Помимо определения ультразвуковых критериев оценки овариального резерва, важным являлось определение динамики объёма яичника и овариального кровотока. Объём яичника после склерозирования эндометриомы в среднем снижался в 2–6 раз, в зависимости от диаметра пунктированной кисты.
Для оценки кривых скоростей кровотока применяли следующие показатели: пиковая систолическая скорость (см/с), характеризующая сократительную активность и эластичность яичниковой артерии, после оперативного лечения возрастала в среднем с 13,58 до 15,8 см/с; индекс резистентности — отношение разности максимальной и минимальной скоростей к максимальной скорости потока крови, после склеротерапии повышался в среднем с 0,68 до 0,80; пульсационный индекс — отношение разницы между максимальной систолической и конечной диастолической скоростями к средней скорости кровотока, значения данного показателя возрастали с 1,53 до 2,28.
Противорецидивную гормональную терапию в послеоперационном периоде получали 13 из 17 пациенток: 12 (70,5%) — диеногест, 1 (5,8%) — внутриматочную систему с левоноргестрелом. Продолжительность противорецидивной гормональной терапии составила от 3 до 12 мес. с последующим планированием беременности. У бÓльшей части пациенток склерозирование эндометриомы проводилось как этап подготовки к пункции ооцитов в программе ургентного ЭКО.
По завершению периода гормонального лечения симптоматика возобновилась у четырёх пациенток.
При наблюдении через 3, 6 и 12 мес. после оперативного лечения при контрольном ультразвуковом исследовании кисты яичников эндометриомы сохранялись в 6 (35,2%) случаях, при этом у 64,8% пациенток определялась только капсула склерозированной кисты без признаков эндометриоидного детрита.
Во всех случаях отмечено, что стенка псевдокапсулы эндометриомы после проведённой аспирационно-пункционной склеротерапии не может полностью исчезнуть при УЗ-сканировании, определяясь в виде гиперэхогенного включения неправильной формы, аваскулярного при цветовой допплерографии.
В первые сутки после склеротерапии при контрольном УЗИ отмечалась анэхогеннная гетерогенная масса в полости эндометриомы, что, скорее всего, являлось остатками введённого склерозанта — этилового спирта. Также визуализировались изо- и гиперэхогенные включения, соответствующие сладжу эндометриоидного детрита.
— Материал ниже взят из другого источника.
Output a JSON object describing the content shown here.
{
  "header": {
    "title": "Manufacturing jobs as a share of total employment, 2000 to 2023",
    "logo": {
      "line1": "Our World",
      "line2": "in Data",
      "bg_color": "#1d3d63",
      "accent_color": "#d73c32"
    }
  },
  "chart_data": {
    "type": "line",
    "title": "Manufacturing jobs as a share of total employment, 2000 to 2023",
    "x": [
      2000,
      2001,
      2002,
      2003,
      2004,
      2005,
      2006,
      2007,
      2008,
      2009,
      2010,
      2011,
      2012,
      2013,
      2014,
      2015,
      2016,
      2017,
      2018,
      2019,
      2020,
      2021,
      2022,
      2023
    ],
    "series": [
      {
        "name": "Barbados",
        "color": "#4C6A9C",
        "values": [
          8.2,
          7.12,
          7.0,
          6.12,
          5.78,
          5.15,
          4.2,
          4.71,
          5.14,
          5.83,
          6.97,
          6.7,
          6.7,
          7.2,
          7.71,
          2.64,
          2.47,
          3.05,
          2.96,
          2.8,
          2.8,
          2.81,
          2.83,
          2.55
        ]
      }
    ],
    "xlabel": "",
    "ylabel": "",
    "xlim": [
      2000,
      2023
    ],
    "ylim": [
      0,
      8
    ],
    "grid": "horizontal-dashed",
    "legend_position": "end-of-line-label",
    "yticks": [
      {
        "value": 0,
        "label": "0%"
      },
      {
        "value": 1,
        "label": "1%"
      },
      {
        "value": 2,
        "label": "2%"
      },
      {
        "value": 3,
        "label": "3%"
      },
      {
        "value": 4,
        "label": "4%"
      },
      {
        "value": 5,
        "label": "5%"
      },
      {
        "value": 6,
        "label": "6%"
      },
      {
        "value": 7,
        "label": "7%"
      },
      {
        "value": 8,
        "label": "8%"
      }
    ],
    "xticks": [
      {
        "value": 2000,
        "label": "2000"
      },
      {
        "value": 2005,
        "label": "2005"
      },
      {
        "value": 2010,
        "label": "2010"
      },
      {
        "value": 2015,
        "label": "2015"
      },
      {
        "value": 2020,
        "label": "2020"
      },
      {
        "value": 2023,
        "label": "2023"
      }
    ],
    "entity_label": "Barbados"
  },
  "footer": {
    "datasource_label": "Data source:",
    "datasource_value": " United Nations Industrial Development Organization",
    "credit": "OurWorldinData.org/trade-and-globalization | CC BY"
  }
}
Монографический контроль через 3, 6 и 12 мес. показал уменьшение эндометриомы в диаметре (обычно она не превышала 3 см), исчезновение ранее визуализируемого анэхогенного компонента (склерозанта), а также повышение гиперэхогенности дисперсного содержимого (детрита).
ОБСУЖДЕНИЕ
Предварительные результаты исследования позволяют выделить несколько категорий пациенток, которым аспирационно-пункционная склеротерапия трансвагинальным доступом под контролем УЗИ может быть рекомендована в качестве хирургического лечения эндометриом яичников.
- Пациентки репродуктивного возраста с любым уровнем овариального резерва, планирующие беременность при помощи вспомогательных репродуктивных технологий. Уменьшенный в результате склерозирования эндометриомы объём яичника, вероятнее всего, способствует наилучшей визуализации ооцитов при проведении пункции с целью их забора. Помимо этого, отсутствие эндометриоидного детрита благоприятно сказывается на скорости созревания ооцитов, качестве будущих эмбрионов и частоте наступления беременности в программах ЭКО [9–11, 19, 20].
- Пациентки репродуктивного возраста со сниженным овариальным резервом (АМГ <1,2 нг/мл), не планирующие беременность в ближайшее время, с симптомными рецидивирующими, ранее гистологически подтверждёнными эндометриоидными кистами, и пациентки с любым овариальным резервом, но с наличием симптомной эндометриомы в единственном сохраненном яичнике. В послеоперационном периоде при отсутствии приоритетности репродуктивных планов им рекомендована гормональная терапия с целью предупреждения рецидива эндометриомы.
- Пациентки без репродуктивных планов с симптомными эндометриомами и с отягощённым хирургическим анамнезом.
ЗАКЛЮЧЕНИЕ
Полученный опыт позволил сформулировать требования для выполнения склерозирования эндометриомы трансвагинальным доступом.
- Отсутствие неблагоприятных значений онкомаркеров крови (СА125, НЕ4 и индекса ROMA) и сонографических признаков с учётом того, что около 0,8% всех эндометриоидных кист яичников впоследствии подвергаются малигнизации [25]. Для эндометриоза допустимо умеренное повышение показателя СА125, который не возрастает в динамике [26, 27]. Чувствительность и специфичность трансвагинального УЗИ в дифференциальной диагностике эндометриом и других образований яичников составляет 75–84% и 88–91% соответственно [28].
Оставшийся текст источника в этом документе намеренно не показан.